In summary, based upon the U.S. populace and the number of wild game, within a fairly short time the meat supply may become scarce. Another issue is the safety aspect of hunting alongside inexperienced hunters. The final issue is something that isn’t discussed enough because it represents one of the biggest threats of eating wild game. In a July 18, 2013 post, Rabbit Starvation: What Preppers Need To Know was discussed. In short, it explains why we can’t depend solely upon the meat of lean game to sustain us.
Wild animals do not provide fat that our diets will require when we are constantly active. Game is naturally lean because of their environment and the enormous amounts of energy they must expend while foraging for their food and dodging predators. Now consider a time when the edible plants they forage is being eaten by a new competitor–man. It is probable that as edible plants and berries begin to be gathered by multitudes of hungry people, the game we hunt will be reduced to leaner meat. For this reason, it is a good approach to eat the organs of wild game for the nutrition it offers and for the extra calories our bodies need.
The good news is, even if you must bug out to the wilderness, it’s still possible to plant a garden!
Native Americans companion planted maize, climbing beans and squash, which was called the Three Sisters. The beauty and the success of planting in such a way is that the climbing beans needed poles to grow upon, which was provided by the maze–actually, the stalk of the corn, and the roots of the beans captured nitrogen from the air, which enriched the corn after the first years harvest. The third seed that was planted was that of the squash, which sends out long vines that remain close to the ground, providing excellent weed control, plus the shade cover the large leaves of the squash provided helped to keep the ground moist which helped to grow the beans and shade the roots of the corn, which in turn helped the corn to grow higher, which allowed the beans vines to grow taller. The spiny squash plant also discouraged predators from the corn and beans planted among them. Another words, the Three Sisters was perfect symbiotic gardening, all three crops planted in one mound that did not require a large garden plot.

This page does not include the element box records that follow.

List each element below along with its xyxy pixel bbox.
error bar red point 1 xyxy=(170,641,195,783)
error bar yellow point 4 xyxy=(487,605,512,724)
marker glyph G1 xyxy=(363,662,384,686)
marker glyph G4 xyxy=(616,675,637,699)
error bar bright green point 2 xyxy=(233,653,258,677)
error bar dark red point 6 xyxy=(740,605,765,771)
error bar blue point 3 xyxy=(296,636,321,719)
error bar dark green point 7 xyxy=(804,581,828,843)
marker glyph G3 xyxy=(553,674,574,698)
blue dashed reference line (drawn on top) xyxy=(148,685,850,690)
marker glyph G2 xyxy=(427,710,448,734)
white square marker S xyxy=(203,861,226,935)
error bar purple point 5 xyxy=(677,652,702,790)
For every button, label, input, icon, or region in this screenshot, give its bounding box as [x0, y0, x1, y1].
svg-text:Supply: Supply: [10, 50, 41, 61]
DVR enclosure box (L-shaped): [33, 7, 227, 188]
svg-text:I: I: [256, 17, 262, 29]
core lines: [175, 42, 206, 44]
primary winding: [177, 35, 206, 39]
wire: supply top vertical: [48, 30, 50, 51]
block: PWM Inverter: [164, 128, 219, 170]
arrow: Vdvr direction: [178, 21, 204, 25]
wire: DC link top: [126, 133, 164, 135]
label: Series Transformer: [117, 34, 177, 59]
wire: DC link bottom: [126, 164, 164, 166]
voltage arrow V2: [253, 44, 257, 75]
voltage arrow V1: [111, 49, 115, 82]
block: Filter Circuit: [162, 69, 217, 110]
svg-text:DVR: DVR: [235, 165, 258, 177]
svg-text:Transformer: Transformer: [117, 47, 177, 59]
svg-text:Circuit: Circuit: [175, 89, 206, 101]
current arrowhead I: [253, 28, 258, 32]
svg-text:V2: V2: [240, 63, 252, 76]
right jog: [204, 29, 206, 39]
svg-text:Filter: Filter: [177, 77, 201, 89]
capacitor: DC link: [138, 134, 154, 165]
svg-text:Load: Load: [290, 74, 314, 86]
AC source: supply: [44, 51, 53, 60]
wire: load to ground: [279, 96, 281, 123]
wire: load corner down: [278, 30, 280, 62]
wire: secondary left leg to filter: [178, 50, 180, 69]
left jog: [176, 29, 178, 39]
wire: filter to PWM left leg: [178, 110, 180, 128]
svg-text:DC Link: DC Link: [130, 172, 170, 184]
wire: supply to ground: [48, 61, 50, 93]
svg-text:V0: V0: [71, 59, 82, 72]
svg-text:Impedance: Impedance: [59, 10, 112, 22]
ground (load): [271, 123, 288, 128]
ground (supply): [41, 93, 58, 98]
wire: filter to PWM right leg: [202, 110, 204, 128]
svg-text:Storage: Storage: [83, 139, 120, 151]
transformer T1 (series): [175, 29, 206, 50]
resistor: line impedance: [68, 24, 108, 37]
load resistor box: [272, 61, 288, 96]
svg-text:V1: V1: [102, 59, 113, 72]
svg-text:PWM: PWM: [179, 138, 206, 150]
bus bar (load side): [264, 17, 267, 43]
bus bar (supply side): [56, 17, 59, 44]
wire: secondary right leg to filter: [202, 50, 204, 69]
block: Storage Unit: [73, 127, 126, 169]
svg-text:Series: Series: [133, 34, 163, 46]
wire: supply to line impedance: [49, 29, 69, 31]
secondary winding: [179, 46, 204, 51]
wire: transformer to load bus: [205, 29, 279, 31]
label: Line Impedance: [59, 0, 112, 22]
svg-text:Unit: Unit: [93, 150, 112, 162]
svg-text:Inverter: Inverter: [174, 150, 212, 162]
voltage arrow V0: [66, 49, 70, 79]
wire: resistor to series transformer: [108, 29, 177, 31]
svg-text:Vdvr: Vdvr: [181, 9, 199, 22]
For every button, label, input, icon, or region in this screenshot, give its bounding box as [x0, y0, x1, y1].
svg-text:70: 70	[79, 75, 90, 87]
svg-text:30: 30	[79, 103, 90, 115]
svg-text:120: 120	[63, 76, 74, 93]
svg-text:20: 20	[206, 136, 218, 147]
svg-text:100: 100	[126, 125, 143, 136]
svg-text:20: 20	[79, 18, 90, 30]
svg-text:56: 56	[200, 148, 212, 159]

And there’s more. . . the carbohydrates provided in corn, the protein in beans and the vitamins from the squash and the oil from its seed combined with lean meat Native American tribes hunted like rabbit, buffalo and deer, made for a perfect diet.
If you would like to experiment with Three Sisters companion planting, here’s what you do: Build three flat-top mounds close together, each mound approximately 12 inches high and 20 inches around. In the center of each of the three mounds plant several maze seeds close together. When the maze has grown approximately 6 inches high in the mounds, plant beans and squash–altering them: beans, then squash, then beans and squash…there you have the Three Sisters which some Native American tribes depended upon for survival.
It’s a good idea to add a fishing pole to your prep list, but if you find yourself needing one, it’s worth reading Brass Pro Shop article, Emergency Fishing Techniques: Fishing for Survival by Keith Sutton which shows how to make improvised hooks, lines and lures, explains how to make a centuries old fish weir, and more.
#7: First Aid
We are all aware of the possibility that a medical emergency in the midst of a full-blown crisis means there’s a high probability we will have to administer emergency aid ourselves. If you haven’t had basic medical training that covers emergencies like how to apply a tourniquet, how to suture a wound, or how to treat a concussion (there’s much more, of course), it’s wise to take a course. And if you have any holes in your medical supplies, or haven’t gotten around to purchasing an emergency medical reference guide, these items should go to the top of your list.